Endurance exercise training results in structural expansion of the vascular beds of both myocardium and skeletal muscle. In the heart, this involves increases in diameter of the large coronary arteries, and growth of new vessels at the level of resistances arteries and arterioles. Capillary growth by proliferation and sprouting has been demonstrated in trained pig hearts (White et al. 1998) but overall, evidence for exercise-induced growth of myocardial capillaries is inconsistent, occurring when it does in young rather than adult animals. This may be due to an already high capillary density, to rapid transformation of capillaries into arterioles during the growth process or to the fact that concurrent cardiac hypertrophy may mask capillary neoformation. Studies in rats, dogs and pigs have used such varying training modes (running, swimming) and periods (4-18 weeks) that it is difficult to deduce a minimum exercise intensity and duration requirement for coronary vascular adaptation. Whilst development of collateral circulation in the healthy heart as a result of exercise training is not proven, exercise-induced structural adaptations to coronary vasculature as a whole allow for improved flow and more homogeneous capillary perfusion.
In contrast to the heart, studies have repeatedly shown capillary growth in trained skeletal muscles of animals and humans, although even now it is not clear whether this occurs by proliferation and sprouting or other means such as vessel elongation or splitting. Growth of resistance arteries and arterioles within trained muscle, on the other hand, is less well established, as are the reasons for differential growth of small versus larger vessels. Both cross-sectional and longitudinal studies in humans have confirmed that endurance exercise training induces remodelling of large conduit arteries, such as the aorta and those supplying trained limbs, to have larger diameters and greater distensibility (Huonker et al. 1996). This appears to allow for augmented blood flow to exercising muscles whilst maintaining arterial wall shear stress. These structural modifications are likely to involve vascular smooth muscle and elastic tissues, but this remains to be established.

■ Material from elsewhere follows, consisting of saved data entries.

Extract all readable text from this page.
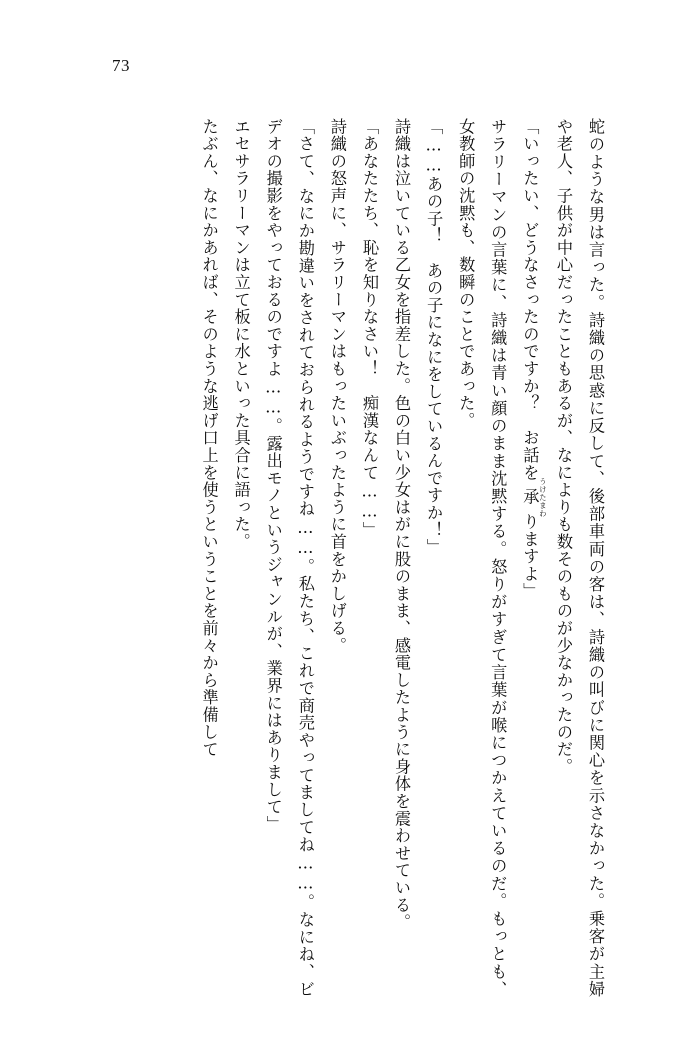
73
蛇のような男は言った。詩織の思惑に反して、後部車両の客は、詩織の叫びに関心を示さなかった。乗客が主婦や老人、子供が中心だったこともあるが、なによりも数そのものが少なかったのだ。
「いったい、どうなさったのですか？　お話を承 うけたまわりますよ」
サラリーマンの言葉に、詩織は青い顔のまま沈黙する。怒りがすぎて言葉が喉につかえているのだ。もっとも、女教師の沈黙も、数瞬のことであった。
「……あの子！　あの子になにをしているんですか！」
詩織は泣いている乙女を指差した。色の白い少女はがに股のまま、感電したように身体を震わせている。
「あなたたち、恥を知りなさい！　痴漢なんて……」
詩織の怒声に、サラリーマンはもったいぶったように首をかしげる。
「さて、なにか勘違いをされておられるようですね……。私たち、これで商売やってましてね……。なにね、ビデオの撮影をやっておるのですよ……。露出モノというジャンルが、業界にはありまして」
エセサラリーマンは立て板に水といった具合に語った。
たぶん、なにかあれば、そのような逃げ口上を使うということを前々から準備して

Signals generated during each bout of exercise that could initiate vascular growth and remodelling may be metabolic, relating to production of e.g. adenosine, or tissue ischaemia/hypoxia, haemodynamic effects of increased blood flow and/or pressure, mechanical stresses in cardiac and skeletal muscle arising from repetitive contraction and stretch, and production of growth factors either directly or indirectly.
In the healthy heart, increased blood flow and contraction force have been implicated, with resting bradycardia, as a consequence of training, a prime factor facilitating both of these and leading to capillary growth via vascular endothelial growth factor, VEGF (Brown & Hudlicka, 1999; Zheng et al. 1999). Increased blood flow and myocyte stretch are also important in capillary angiogenesis in skeletal muscle in conjunction with VEGF. The enlargement of coronary and peripheral conduit arteries during training is most likely related to flow-mediated increases in shear stress and production of endothelial products such as nitric oxide and prostglandins. Detailed investigations of time-dependent changes in vascular reactivity during training (e.g. Bowles et al. 2000) have established that endothelial-dependent dilatation is enhanced early on in advance of structural modifications but that in the fully adapted trained state, metabolic, myogenic and endothelial controls of vascular tone are comparatively little changed. The challenge remains in the application of knowledge of these mechanisms of vascular remodelling by exercise as a preventative strategy in the promotion of health, or to target with site-specific precision pathologies that affect the circulation.
The support of the British Heart Foundation and The Wellcome Trust is gratefully acknowledged.